1 minute read
Evan Orellana
Founder, Delray Surf Club
Surfrider Foundation Regional Director for Florida and Puerto Rico
Marine biologist and conservationist
THEN: For 12 straight years, Evan Orellana was a fixture on a beach somewhere in Florida, his longboard in tow, waiting to catch the next wave. But it wasn’t always that way; Orellana grew up about as far away from the beach as you can get in Broward County. Although he knew from an early age that he wanted to be a marine biologist, Orellana remained a weekend surfer until he attended Florida Atlantic University’s Harbor Oceanographic Institute, where he met a roommate who helped him make surfing a part of his daily routine. “Just being in the water is special,” he says. “You’re embracing a force of nature. It’s a whole other feeling.” An advocacy for the ocean and marine life led Orellana, who volunteered at Gumbo Limbo Nature Center in Boca and later became a part-time sea turtle biologist, to a career in environmental conservation and education. He was an education coordinator at Loggerhead Marinelife Center in Juno Beach and spent nine years as the director of education at the Sandoway Discovery Center in Delray Beach.
NOW: The Florida and Puerto Rico regional manager for the Surfrider Foundation, a national nonprofit group founded by surfers and focused on ocean-, wave- and beach-conservation, Orellana remains a driving force behind the Delray Surf Club, an organization he founded six years ago with the idea of keeping the area’s surfing community strong.
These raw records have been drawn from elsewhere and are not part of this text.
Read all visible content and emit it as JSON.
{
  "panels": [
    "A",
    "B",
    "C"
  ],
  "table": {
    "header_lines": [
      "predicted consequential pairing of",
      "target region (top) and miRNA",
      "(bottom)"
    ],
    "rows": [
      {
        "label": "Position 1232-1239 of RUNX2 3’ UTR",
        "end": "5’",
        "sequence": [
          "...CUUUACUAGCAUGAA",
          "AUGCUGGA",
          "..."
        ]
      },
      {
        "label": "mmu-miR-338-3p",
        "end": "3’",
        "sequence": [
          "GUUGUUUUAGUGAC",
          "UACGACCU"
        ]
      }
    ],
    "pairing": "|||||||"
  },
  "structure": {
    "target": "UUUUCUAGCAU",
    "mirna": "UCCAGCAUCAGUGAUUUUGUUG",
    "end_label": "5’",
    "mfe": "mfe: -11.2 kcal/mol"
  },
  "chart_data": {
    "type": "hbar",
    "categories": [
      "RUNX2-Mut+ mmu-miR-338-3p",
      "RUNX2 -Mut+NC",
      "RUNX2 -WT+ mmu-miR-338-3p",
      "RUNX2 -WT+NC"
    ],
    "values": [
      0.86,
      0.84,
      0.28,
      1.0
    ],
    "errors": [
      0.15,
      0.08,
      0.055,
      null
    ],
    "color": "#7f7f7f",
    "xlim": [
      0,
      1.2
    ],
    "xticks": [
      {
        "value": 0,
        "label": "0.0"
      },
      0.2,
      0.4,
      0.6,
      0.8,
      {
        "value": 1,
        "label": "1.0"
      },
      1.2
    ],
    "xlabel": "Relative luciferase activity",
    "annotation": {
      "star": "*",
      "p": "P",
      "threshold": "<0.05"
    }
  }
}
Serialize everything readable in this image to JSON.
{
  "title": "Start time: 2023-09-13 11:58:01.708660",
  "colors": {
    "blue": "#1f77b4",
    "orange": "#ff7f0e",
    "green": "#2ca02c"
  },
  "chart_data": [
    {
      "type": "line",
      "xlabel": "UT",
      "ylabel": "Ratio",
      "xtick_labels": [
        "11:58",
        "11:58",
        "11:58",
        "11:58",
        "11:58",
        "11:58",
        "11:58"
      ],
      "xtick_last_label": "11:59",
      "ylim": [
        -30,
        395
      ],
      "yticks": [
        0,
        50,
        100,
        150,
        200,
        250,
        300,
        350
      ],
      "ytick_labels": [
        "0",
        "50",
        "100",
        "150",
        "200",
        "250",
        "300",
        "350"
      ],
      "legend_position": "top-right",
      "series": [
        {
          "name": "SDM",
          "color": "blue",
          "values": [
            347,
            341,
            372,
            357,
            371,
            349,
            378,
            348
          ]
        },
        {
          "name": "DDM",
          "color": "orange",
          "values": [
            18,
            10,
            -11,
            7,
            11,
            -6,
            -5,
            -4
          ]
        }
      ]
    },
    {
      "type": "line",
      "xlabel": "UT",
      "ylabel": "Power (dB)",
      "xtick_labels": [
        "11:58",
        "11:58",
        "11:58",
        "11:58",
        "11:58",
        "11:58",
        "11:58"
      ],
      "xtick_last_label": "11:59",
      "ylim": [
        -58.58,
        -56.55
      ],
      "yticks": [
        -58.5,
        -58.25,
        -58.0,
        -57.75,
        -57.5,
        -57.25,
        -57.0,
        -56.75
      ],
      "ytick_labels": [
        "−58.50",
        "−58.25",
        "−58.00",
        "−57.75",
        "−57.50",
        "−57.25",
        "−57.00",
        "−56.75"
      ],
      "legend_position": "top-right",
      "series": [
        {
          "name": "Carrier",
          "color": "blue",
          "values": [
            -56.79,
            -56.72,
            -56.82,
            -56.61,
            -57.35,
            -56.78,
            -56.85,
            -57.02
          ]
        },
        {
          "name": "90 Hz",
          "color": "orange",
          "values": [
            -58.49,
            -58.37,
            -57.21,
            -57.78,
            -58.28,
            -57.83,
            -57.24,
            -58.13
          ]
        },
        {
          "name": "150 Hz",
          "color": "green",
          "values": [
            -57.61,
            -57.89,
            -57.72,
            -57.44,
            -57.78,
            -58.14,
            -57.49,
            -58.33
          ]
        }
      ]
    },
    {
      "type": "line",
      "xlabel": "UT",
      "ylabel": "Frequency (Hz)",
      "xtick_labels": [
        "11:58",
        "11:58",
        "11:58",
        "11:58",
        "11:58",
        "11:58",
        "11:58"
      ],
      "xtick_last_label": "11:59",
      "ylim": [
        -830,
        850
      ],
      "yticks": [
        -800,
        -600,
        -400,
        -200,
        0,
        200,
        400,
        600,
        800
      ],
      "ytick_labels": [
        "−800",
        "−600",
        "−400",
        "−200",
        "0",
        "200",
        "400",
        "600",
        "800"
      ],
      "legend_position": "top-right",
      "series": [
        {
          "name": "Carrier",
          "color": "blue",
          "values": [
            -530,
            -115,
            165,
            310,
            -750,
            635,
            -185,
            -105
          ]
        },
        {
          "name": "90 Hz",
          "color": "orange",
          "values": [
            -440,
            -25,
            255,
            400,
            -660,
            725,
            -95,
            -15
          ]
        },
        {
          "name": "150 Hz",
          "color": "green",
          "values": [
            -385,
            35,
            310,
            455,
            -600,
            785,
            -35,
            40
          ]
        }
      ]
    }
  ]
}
Mostly a social organization, the club hosts movie nights, featuring surfing films and often a few boxes of pizza, as well as other gatherings including beach cleanups. The club also hosts two big events: a surfing competition in Jupiter and its “Surf Swap,” featuring surfer-vendors for music and a surfboard swap. “Our goal is to bring surfing back to what it used to be,” Orellana said.